If the basic concept of Matt Houston seemed so familiar when the series launched in 1982, well, look no further than the guy who was the show's producer---Aaron Spelling.
Series creator Lawrence Gordon came up with the idea of Houston, a Texas oil magnate, spending his free time in LA as a private eye. Basically, Houston (Lee Horsley) was the diametric opposite of another famous Texas oil magnate in prime time----J. R. Ewing (Larry Hagman, Dallas). Houston spent his money to finance his cases, mostly helping friends in distress. But the point I was trying to get to was that, aside from the oil, Houston was a civilian version of Frank Gilroy's millionaire cop, Amos Burke, and Spelling was a producer on Gene Barry's seminal crime drama, Burke's Law.

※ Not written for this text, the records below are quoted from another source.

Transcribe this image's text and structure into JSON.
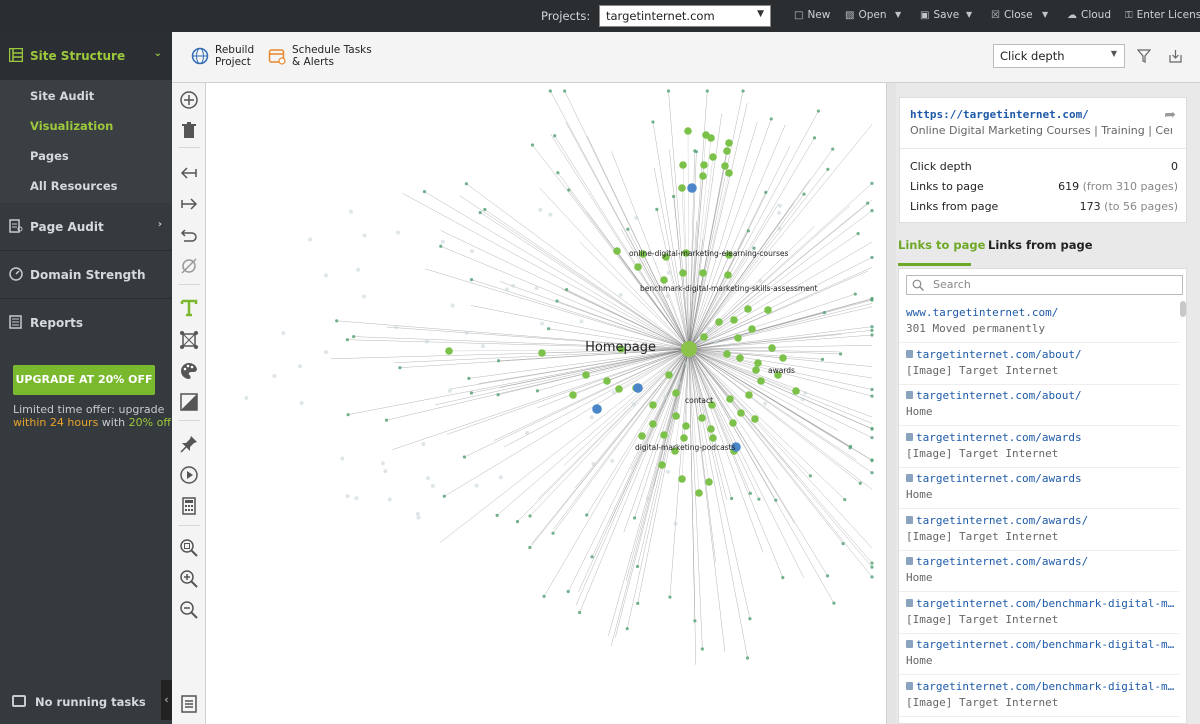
{
  "topbar": {
    "projects_label": "Projects:",
    "project_value": "targetinternet.com",
    "new_label": "New",
    "open_label": "Open",
    "save_label": "Save",
    "close_label": "Close",
    "cloud_label": "Cloud",
    "license_label": "Enter License"
  },
  "sidebar": {
    "site_structure": "Site Structure",
    "items": [
      "Site Audit",
      "Visualization",
      "Pages",
      "All Resources"
    ],
    "active_item": "Visualization",
    "page_audit": "Page Audit",
    "domain_strength": "Domain Strength",
    "reports": "Reports",
    "upgrade_button": "UPGRADE AT 20% OFF",
    "offer_line1": "Limited time offer: upgrade",
    "offer_within": "within",
    "offer_hours": "24 hours",
    "offer_with": "with",
    "offer_pct": "20% off",
    "status": "No running tasks"
  },
  "toolbar": {
    "rebuild_line1": "Rebuild",
    "rebuild_line2": "Project",
    "schedule_line1": "Schedule Tasks",
    "schedule_line2": "& Alerts",
    "view_select": "Click depth"
  },
  "graph": {
    "center_label": "Homepage",
    "labels": [
      "online-digital-marketing-elearning-courses",
      "benchmark-digital-marketing-skills-assessment",
      "awards",
      "contact",
      "digital-marketing-podcasts"
    ],
    "colors": {
      "edge": "#7a7a7a",
      "node_green": "#7cc24a",
      "node_teal": "#5aa57a",
      "node_blue": "#4a86c8",
      "node_root": "#8bc34a"
    }
  },
  "details": {
    "url": "https://targetinternet.com/",
    "title": "Online Digital Marketing Courses | Training | Certification",
    "click_depth_label": "Click depth",
    "click_depth_value": "0",
    "links_to_label": "Links to page",
    "links_to_value": "619",
    "links_to_sub": "(from 310 pages)",
    "links_from_label": "Links from page",
    "links_from_value": "173",
    "links_from_sub": "(to 56 pages)"
  },
  "tabs": {
    "links_to": "Links to page",
    "links_from": "Links from page",
    "active": "Links to page"
  },
  "list": {
    "search_placeholder": "Search",
    "items": [
      {
        "url": "www.targetinternet.com/",
        "text": "301 Moved permanently",
        "secure": false
      },
      {
        "url": "targetinternet.com/about/",
        "text": "[Image] Target Internet",
        "secure": true
      },
      {
        "url": "targetinternet.com/about/",
        "text": "Home",
        "secure": true
      },
      {
        "url": "targetinternet.com/awards",
        "text": "[Image] Target Internet",
        "secure": true
      },
      {
        "url": "targetinternet.com/awards",
        "text": "Home",
        "secure": true
      },
      {
        "url": "targetinternet.com/awards/",
        "text": "[Image] Target Internet",
        "secure": true
      },
      {
        "url": "targetinternet.com/awards/",
        "text": "Home",
        "secure": true
      },
      {
        "url": "targetinternet.com/benchmark-digital-marketing-skills-assessment",
        "text": "[Image] Target Internet",
        "secure": true
      },
      {
        "url": "targetinternet.com/benchmark-digital-marketing-skills-assessment",
        "text": "Home",
        "secure": true
      },
      {
        "url": "targetinternet.com/benchmark-digital-marketing-skills-assessment",
        "text": "[Image] Target Internet",
        "secure": true
      }
    ]
  }
}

Helping Houston along was lawyer C. J. Parsons (Pamela Hensley, ex-Buck Rogers in the 25th Century), who not only dispensed legal advice, but also some tender loving care, and more than once ended up a damsel in distress.

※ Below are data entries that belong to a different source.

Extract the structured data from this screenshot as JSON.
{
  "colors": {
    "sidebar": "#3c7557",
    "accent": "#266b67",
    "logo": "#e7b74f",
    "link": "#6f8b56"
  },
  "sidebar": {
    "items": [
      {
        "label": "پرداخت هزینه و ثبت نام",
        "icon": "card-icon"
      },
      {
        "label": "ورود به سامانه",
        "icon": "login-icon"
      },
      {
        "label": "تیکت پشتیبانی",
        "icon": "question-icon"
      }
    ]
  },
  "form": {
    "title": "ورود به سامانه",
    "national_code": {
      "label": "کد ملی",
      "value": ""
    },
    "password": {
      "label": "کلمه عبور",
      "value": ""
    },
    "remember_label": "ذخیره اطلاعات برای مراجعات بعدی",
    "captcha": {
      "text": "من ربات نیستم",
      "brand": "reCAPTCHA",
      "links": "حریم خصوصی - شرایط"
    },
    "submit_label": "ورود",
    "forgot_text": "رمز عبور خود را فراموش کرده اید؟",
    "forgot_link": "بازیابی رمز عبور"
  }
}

However, not all was well. The supporting cast was overhauled after the first season, with only Hensley returning, aside from Horsley. Paul Brinegar (ex-Rawhide) played a ranch hand, his first TV gig in years. In the 3rd season, TV legend Buddy Ebsen, a few years removed from Barnaby Jones, joined the show as Houston's uncle. That mirrors Universal's decision to bring in Fred Astaire to back up Robert Wagner on It Takes a Thief. The end result was the same. Matt Houston was cancelled after 3 seasons.
Here's the open:
Horsley would follow up with Paradise, which was rechristened Guns of Paradise in its 2nd season, then teamed with 70's icon Lynda Carter in Hawkeye, a one year wonder for producer Stephen Cannell.